Man fragt sich immer mal wieder zurecht, ob die Medien tatsächlich jenen Einfluss auf die öffentliche Meinung entfalten, die man ihnen zuschreibt. In der Kommunikationstheorie gibt es die These, wonach Medien höchstens als Verstärker schon vorhandener Themen wirken.
Diese These hat durchaus Bestand, wenn man den täglichen Erregungsjournalismus zur Untermauerung derselbing nimmt, was sich auch in Masterarbeiten von irgendwelchen Medienwissenschaftsstudentinnen niederschlägt und deshalb zur Gewissheit wird.
Doch, und das ist nun meine Gegenrede, es gibt ein Thema, bei dem es einem einzigen Medium durch Beharrliches am Ball bleiben gelungen ist, die Schweiz politisch in eine andere Richtung zu steuern.
Die Rede ist von der WELTWOCHE und das Thema ist die Sozialhilfe. Die WELTWOCHE hat mit ihren Missbrauchsreportagen, in Kommentaren und Analysen in allen Sozialhilfebehörden dieses Landes, oder sagen wir: der Deutschschweiz ein grundsätzliches Umdenken ausgelöst.
Weil sich meine Frau über zehn Jahre lang, lokal, kantonal und national intensiv mit diesem Thema beschäftigt hat, kann ich das sehr wohl beurteilen.
Als Herr Baur seine ersten Artikel veröffentlichte, wurde er reflexartig in die rechte Ecke gestellt. Doch dann hat sich Erstaunliches zugetragen: In den Sozialhilfebehörden wurden plötzlich Missbrauchsdebatten geführt, was sage ich – es wurde überhaupt mal die Frage gestellt, ob es denn auch hier, in dieser Gemeinde Missbräuche gäbe.

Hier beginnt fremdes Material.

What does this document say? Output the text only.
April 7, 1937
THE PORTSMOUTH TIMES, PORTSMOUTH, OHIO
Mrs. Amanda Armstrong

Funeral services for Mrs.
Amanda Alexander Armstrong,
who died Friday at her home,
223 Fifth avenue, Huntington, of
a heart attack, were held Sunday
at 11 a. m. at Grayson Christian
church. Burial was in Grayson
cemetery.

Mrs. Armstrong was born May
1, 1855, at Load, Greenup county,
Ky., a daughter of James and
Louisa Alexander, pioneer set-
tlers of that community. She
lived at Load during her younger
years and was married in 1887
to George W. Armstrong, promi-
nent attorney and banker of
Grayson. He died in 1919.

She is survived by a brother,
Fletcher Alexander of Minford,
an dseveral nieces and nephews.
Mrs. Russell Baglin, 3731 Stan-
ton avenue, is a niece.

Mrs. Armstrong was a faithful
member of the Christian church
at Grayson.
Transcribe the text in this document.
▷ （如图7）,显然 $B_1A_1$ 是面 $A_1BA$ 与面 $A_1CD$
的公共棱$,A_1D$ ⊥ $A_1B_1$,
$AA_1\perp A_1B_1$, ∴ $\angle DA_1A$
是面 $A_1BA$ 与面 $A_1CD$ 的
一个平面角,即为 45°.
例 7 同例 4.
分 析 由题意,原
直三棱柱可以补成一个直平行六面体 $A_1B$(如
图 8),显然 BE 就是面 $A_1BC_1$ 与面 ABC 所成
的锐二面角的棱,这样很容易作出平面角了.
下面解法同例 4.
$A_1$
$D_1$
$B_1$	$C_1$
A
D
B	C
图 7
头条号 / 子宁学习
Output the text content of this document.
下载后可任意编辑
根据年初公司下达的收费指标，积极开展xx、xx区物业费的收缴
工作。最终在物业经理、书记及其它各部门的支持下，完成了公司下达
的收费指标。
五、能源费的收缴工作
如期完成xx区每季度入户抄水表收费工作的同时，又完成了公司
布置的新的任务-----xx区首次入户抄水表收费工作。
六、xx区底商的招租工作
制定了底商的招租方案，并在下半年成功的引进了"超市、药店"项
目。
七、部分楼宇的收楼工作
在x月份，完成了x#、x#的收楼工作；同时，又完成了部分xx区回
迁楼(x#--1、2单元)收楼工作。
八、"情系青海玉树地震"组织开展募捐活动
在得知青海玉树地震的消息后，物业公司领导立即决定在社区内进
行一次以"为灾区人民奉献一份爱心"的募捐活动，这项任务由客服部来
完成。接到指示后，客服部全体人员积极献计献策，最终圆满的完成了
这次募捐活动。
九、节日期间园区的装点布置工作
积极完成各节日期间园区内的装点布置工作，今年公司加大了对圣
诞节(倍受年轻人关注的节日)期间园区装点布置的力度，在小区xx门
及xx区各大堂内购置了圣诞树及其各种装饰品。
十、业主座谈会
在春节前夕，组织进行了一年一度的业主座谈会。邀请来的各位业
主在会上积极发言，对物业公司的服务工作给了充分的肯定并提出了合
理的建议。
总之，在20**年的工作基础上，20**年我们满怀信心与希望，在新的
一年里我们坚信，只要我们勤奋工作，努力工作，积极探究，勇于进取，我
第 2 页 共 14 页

Bis dahin war das schlicht undenkbar, was aus heutiger Sicht kaum mehr zu glauben ist. Denn inzwischen nehmen selbst linke und grüne Sozialhilfepolitikerinnen Positionen ein, die sie vor vier, fünf Jahren noch der SVP zugeschrieben haben. Also igitt waren.
Es könnte ja mal einer dieser vielen Medienwissenschaftsstudenten (ein völlig nutzloses Studium) sich dieses Themas annehmen.
Herr Baur war kürzlich an einer Sozialhilfetagung im Baselbiet (Disclaimer: meine Frau hat die Tagung organisiert). Leider haben die Lokaljournis den Anlass verpennt, denn Sozialhilfe ist nicht sexy.
Dabei hätte der Anlass doch eine kontroverse, den Leser also zum Denken anregende Berichterstattung erlaubt. Deshalb hier ein paar Zitate aus seiner Rede:
Unsere Vorstellungen von Armut sind aus der Sicht eines Serben, Türken oder Eritreers grotesk bis obszön. Und er wird für die dargebotene Unterstützung nicht einmal dankbar sein. Denn das Angebot zeigt ihm lediglich, was er schon immer zu wissen glaubte: Dass Reichtum nichts mit Arbeit zu tun hat. Er braucht uns allerdings auch nicht zu danken. Indem wir ihn in die Abhängigkeit der Sozialhilfe treiben, tun wir ihm keinen Gefallen.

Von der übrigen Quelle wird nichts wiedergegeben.